9.2 orderId is the dedup key — NOT subChannelOrderId

Same orderId POST'd twice returns the same order. If you generate a fresh dedup key for retries, use orderId.

9.3 orderType enum

Documented values: EAT_IN / PICKUP / DELIVERY / UNKNOWN. The API silently accepts other strings (ON_SITE, TAKE_AWAY) and echoes them back — no enum validation. Always use documented values.

9.4 /stores pagination cap

pageSize > 25 returns HTTP 400 — "Page must be less or equal to 25". Use a do/while loop with hasNextPage (see getStores() implementation).

9.5 /orders default filter excludes done

GET /v1/stores/{s}/orders filters out done orders by default. Must use ?status=done explicitly to see completed orders. Easy gotcha for reconciliation queries.

9.6 Per-modifier maxSelect and optional

These fields exist on the modifier entries within a modifier group (/modifiergroups/{id}.modifiers[]). Our combo-sync historically hardcoded max_selections: 1 which was wrong for multi-select groups — verify against modifier.maxSelect and modifier.optional when syncing.

9.7 Modifier-group name is empty; real name is on the linked item

{
  "id": "...",
  "name": "Sauce",
  "modifiers": [
    { "id": "...", "item": "<item-id>", "price": 0, "maxSelect": 1, "optional": true, "name": "" }
                                                                                       ↑ ALWAYS empty
  ]
}

The display name shown to customers comes from the referenced item's name, not from modifier.name. Fetch the item to get the display name.

9.8 testOrder: true blocks fiscal finalization

Test orders flow through API and kitchen state machine but cannot be "Process order"-finalized on iPad. Integration tests must include occasional real (testOrder: false) orders to verify the full lifecycle reaches /sales.

9.9 subscriptions and storeModuleSettings always empty for our tier

Direct GET /stores/{s} returns subscriptions: [] and storeModuleSettings: [] for External Apps. Subscription state lives in the Default Application tier and is invisible to us. Do not gate behavior on these arrays being non-empty.

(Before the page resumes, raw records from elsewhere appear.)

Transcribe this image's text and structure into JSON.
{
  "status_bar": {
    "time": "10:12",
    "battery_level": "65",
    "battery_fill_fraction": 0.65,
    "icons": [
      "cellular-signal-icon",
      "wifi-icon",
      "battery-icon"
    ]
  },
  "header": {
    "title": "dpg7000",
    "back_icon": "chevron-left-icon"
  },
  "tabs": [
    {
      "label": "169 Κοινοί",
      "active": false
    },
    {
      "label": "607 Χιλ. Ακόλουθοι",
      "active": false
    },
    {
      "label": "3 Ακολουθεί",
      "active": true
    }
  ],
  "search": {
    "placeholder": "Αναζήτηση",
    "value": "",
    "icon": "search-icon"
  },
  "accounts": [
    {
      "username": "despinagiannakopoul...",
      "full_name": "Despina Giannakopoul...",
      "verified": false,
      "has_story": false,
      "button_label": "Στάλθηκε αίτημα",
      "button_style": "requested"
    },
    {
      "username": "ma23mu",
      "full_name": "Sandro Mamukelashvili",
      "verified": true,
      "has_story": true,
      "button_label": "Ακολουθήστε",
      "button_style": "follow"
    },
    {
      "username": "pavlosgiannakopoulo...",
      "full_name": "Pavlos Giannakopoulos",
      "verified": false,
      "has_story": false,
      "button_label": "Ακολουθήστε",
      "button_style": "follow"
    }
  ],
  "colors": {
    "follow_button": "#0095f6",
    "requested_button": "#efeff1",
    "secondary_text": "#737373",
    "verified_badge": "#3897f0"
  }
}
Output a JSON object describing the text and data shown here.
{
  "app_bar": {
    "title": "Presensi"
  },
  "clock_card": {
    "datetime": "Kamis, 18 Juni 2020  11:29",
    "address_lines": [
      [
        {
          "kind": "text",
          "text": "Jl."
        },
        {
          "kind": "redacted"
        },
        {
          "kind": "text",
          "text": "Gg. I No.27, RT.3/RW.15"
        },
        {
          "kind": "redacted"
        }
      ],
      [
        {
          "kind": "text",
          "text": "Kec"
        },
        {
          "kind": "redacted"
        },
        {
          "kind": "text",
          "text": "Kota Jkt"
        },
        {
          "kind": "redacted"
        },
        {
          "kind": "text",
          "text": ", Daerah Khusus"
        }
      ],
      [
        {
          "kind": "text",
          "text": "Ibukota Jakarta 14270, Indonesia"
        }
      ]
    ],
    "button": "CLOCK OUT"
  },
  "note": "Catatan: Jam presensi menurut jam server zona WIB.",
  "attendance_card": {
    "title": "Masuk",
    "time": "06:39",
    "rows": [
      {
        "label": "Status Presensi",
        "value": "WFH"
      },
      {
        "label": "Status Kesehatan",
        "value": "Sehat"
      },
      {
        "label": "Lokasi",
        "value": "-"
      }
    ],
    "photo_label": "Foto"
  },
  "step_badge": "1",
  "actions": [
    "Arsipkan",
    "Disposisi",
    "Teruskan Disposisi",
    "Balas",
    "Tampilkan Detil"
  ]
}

9.10 Staging environment has no iPad counterpart

Staging credentials are rejected by the iPad app. Testing against a live merchant account is the only viable path for full lifecycle validation. JWT namespace: prod / staging distinguishes them; different signing keys.

---

10. Investigation history + further reading

The deep empirical investigation that informed this doc lives in upvendo-backend/docs/:

• shopcaisse-onboarding-poa.md — Plan of Action for Mpluskassa-parity onboarding refactor
• shopcaisse-state-and-path-to-enterprise.md — full empirical investigation log, state machine derivations
• shopcaisse-api-capabilities-and-onboarding-data.md — endpoint-by-endpoint capability inventory
• shopcaisse-hierarchy-and-product-sharing.md — entity-hierarchy investigation, Product Sharing semantics
• shopcaisse-open-questions-for-gpt.md — outstanding partner-research questions

11. Comparison to other POS integrations

POS	Catalog architecture writable via partner API?
Mpluskassa	✅ Yes — Articles + Articulations + Article Alterations all writable. Extensive bidirectional sync.
ShopCaisse	⚠️ Half — type: SIMPLE items and prices yes, everything structural (modifier groups, formulas, packs, families, images) no. Merchant sets structure on iPad.
Lightspeed K-Series	❌ Menu API is read-only at our tier — o/op/1/menu/... GET-only. Merchant sets up menu in Lightspeed backoffice; we mirror it.

ShopCaisse and Lightspeed K-Series both follow the "backoffice-as-source-of-truth, partner-API-as-maintenance" model, consistent with NF525 fiscal compliance posture. Only Mpluskassa exposes full write access at the partner tier.